Python 嵌套循环中缺少数据
Missing data in Python nested loop
我正在处理一个多维数据数组,其中包含个人的各种数据点。我创建了一个嵌套循环,允许我在整个数据集中进行度量计算,但是,一旦重新排列它,我就会丢失数据点。从我最初的 253 个人,我最终得到了 182 个人的计算指标。代码有效,但我不知道我在什么时候泄露数据。
data_array -- containing 253 individuals, each with several subcategories
mos0_ids=[]
mos0_dt = []
mos0_x_dpos = []
mos0_y_dpos = []
mos0_z_dpos = []
for i in range (0,252):
mos0=data_array[i]
mos0_id= mos0[0][0]
mos0_time=mos0[:,1]
mos0_x_pos=mos0[:,2]
mos0_y_pos=mos0[:,3]
mos0_z_pos=mos0[:,4]
mos0_speed=mos0[:,6]
for j in range(0,len(mos0_id)):
mos0_ids.append(mos0_id)
for k in range(0,len(mos0_time)):
first_mov_time=mos0_time[k]
last_mov_time=mos0_time[k-1]
first_movement = dt.datetime.strptime(first_mov_time, '%Y-%m-%d %H:%M:%S.%f')

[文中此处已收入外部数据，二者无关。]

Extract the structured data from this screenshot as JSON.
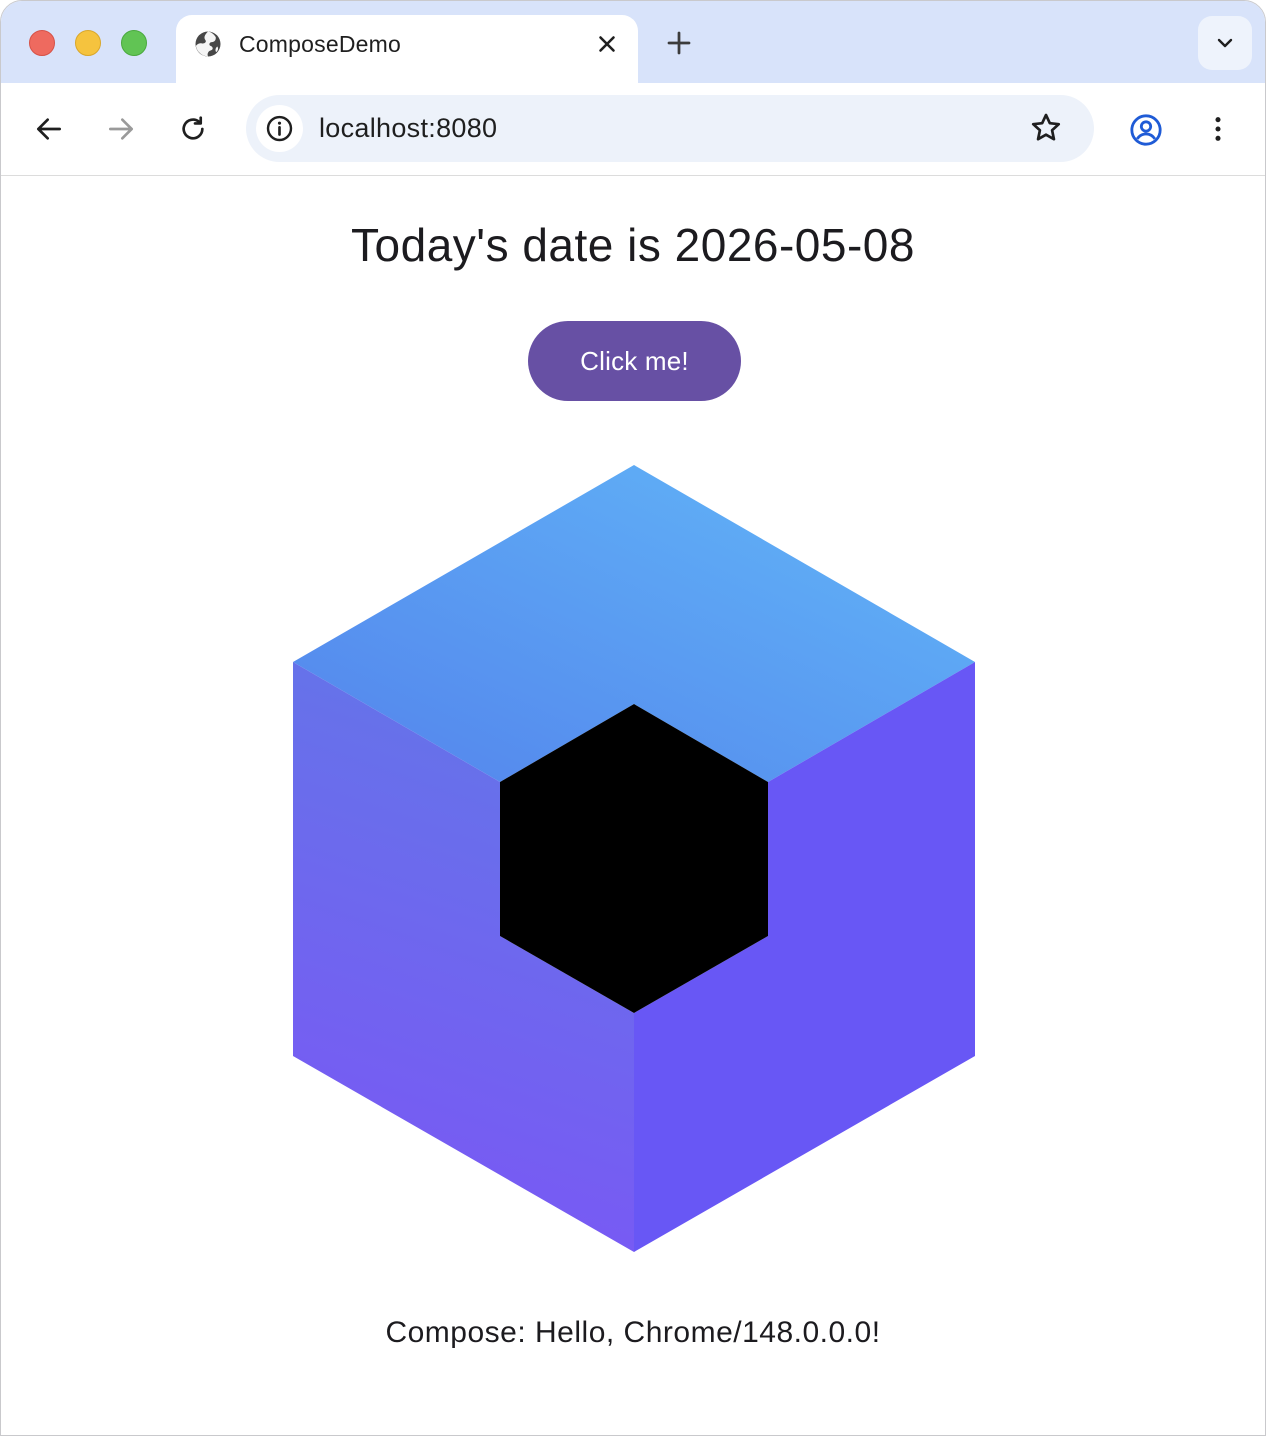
{
  "browser": {
    "tab": {
      "title": "ComposeDemo",
      "favicon_icon": "globe-icon"
    },
    "toolbar": {
      "url": "localhost:8080",
      "icons": [
        "back-arrow-icon",
        "forward-arrow-icon",
        "reload-icon",
        "info-icon",
        "star-icon",
        "profile-icon",
        "more-vert-icon"
      ]
    },
    "colors": {
      "tabstrip_bg": "#d8e3fa",
      "omnibox_bg": "#edf2fa",
      "profile_accent": "#1f5bd6"
    }
  },
  "page": {
    "date_text": "Today's date is 2026-05-08",
    "button_label": "Click me!",
    "greeting": "Compose: Hello, Chrome/148.0.0.0!",
    "colors": {
      "button_bg": "#6750a4",
      "logo_top_start": "#5383ec",
      "logo_top_end": "#62b8f8",
      "logo_left_start": "#6376e8",
      "logo_left_end": "#7a57f5",
      "logo_right": "#6857f5",
      "logo_center": "#000000"
    }
  }
}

last_movement = dt.datetime.strptime(last_mov_time, '%Y-%m-%d %H:%M:%S.%f')
x = first_movement - last_movement
total_seconds = x.total_seconds()
mos0_dt.append(total_seconds)
for l in range(0,len(mos0_x_pos)):
first_mov_pos=mos0_x_pos[l]
last_mov_pos=mos0_x_pos[l-1]
x = first_mov_pos - last_mov_pos
mos0_x_dpos.append(x)
for m in range(0,len(mos0_y_pos)):
first_mov_pos=mos0_y_pos[m]
last_mov_pos=mos0_y_pos[m-1]
x = first_mov_pos - last_mov_pos
mos0_y_dpos.append(x)
for n in range(0,len(mos0_z_pos)):
first_mov_pos=mos0_z_pos[n]
last_mov_pos=mos0_z_pos[n-1]
x = first_mov_pos - last_mov_pos
mos0_z_dpos.append(x)
mos0_ids
mos0_dt
mos0_x_dpos
mos0_y_dpos
mos0_z_dpos
time_pos=list(zip(mos0_ids, mos0_dt, mos0_x_dpos, mos0_y_dpos, mos0_z_dpos))
time_pos=pd.DataFrame(time_pos,columns=['mos_id','dtime', 'x_position', 'y_position','z_position']) # transform into a dataframe
time_pos['x_velocity'] = time_pos['x_position']/time_pos['dtime']
time_pos['y_velocity'] = time_pos['y_position']/time_pos['dtime']
time_pos['z_velocity'] = time_pos['z_position']/time_pos['dtime']
time_pos['x_acceleration'] = time_pos['x_velocity']/time_pos['dtime']
time_pos['y_acceleration'] = time_pos['y_velocity']/time_pos['dtime']
time_pos['z_acceleration'] = time_pos['z_velocity']/time_pos['dtime']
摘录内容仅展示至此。